I am. Like, really, really hard. And it's not in a good way either. I wish I could say that by being hard on myself I'm pushing myself to achieve more. Be more. But what ends up happening is the complete opposite. I shut down. I become riddled with anxiety and begin to doubt what I am and what I know.
I was really hard on myself this morning. I had a midterm on some basic instrumentation and I forgot to perform a step during an assessment. My actual technique was all over the place and I was fighting with the instrument to roll, adapt, and control it to the tooth. I had psyched myself out big time. Now, if anyone else had done this, I would have told them not to worry, it's only a few points, no biggie. But when it's me, I tend to think maybe I'm just not cut out for this.
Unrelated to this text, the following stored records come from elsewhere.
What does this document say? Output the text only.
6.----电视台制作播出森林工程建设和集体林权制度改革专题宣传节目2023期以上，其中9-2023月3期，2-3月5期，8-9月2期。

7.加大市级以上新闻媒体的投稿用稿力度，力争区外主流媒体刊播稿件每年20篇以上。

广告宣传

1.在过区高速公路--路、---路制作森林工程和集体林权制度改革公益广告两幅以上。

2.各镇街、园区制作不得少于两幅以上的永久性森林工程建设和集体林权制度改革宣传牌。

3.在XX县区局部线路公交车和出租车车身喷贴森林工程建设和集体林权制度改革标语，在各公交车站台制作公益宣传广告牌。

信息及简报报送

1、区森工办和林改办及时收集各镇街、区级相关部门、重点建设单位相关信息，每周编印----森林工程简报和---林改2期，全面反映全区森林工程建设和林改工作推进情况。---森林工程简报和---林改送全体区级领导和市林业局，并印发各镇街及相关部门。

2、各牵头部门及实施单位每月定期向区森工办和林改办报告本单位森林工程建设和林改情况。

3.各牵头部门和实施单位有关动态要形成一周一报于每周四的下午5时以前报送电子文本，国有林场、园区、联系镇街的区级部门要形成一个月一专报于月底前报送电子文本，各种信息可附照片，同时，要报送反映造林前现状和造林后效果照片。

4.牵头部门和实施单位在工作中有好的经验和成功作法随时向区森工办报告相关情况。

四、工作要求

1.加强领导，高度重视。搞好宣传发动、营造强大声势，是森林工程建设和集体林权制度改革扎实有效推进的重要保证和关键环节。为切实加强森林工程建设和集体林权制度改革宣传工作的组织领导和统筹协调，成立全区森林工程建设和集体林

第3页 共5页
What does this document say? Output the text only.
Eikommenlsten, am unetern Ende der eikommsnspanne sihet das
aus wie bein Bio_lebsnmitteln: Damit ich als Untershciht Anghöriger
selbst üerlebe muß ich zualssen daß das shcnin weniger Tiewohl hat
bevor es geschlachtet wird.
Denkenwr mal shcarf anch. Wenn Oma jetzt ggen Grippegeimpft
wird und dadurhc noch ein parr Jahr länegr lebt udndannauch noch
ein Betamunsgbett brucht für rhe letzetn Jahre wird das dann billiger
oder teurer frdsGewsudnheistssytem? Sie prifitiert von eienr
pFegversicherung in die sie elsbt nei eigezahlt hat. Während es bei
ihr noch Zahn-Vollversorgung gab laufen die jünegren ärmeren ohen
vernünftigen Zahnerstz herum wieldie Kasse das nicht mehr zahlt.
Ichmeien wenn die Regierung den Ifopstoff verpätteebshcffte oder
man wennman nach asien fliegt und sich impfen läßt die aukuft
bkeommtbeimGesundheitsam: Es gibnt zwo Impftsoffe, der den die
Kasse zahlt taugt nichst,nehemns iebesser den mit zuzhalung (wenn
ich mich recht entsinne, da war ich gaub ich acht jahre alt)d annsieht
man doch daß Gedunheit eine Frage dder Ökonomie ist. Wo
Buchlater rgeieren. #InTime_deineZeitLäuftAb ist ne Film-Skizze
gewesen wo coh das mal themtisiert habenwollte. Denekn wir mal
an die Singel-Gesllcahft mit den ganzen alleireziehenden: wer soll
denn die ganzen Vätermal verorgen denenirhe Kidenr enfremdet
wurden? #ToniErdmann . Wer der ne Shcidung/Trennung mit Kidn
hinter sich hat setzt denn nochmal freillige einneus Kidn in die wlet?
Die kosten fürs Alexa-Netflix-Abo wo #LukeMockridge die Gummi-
I begin to doubt.
Now the rational, common sense side of me says this is so not a big deal and to take the evaluations criticism's and work on them. But the irrational, prone to anxiety and impulsive side wants to scrap the whole thing and just get a bio tech degree. Go work in a lab somewhere and inoculate petri dishes.
The reality of it is, I've spent two years, and a lot of money to get to this point. I can't fail now. I can't give up now. I'll continue on this path, but I need to get a grip on the anxiety. It doesn't help that I'm in a class with mostly young 20-somethings, who for the most part, don't have much in the way of other life responsibilities so this is what they have to focus ALL of their energy on. I do not. I have all the trappings of life that most 30-somethings have plus the added caveat of being a military spouse. Part of me is grateful for being 30-something because it's given me advantages the young ones don't have. The life experience and wisdom that comes with age. But there are times, like this morning where I really wish that I was 20 and could devote all of my energy to this endeavor.
I'll get over this. I know I will. I always do, but I don't like failing. It sucks. It saps my confidence, and I need my confidence right now to help me fake it until I make it.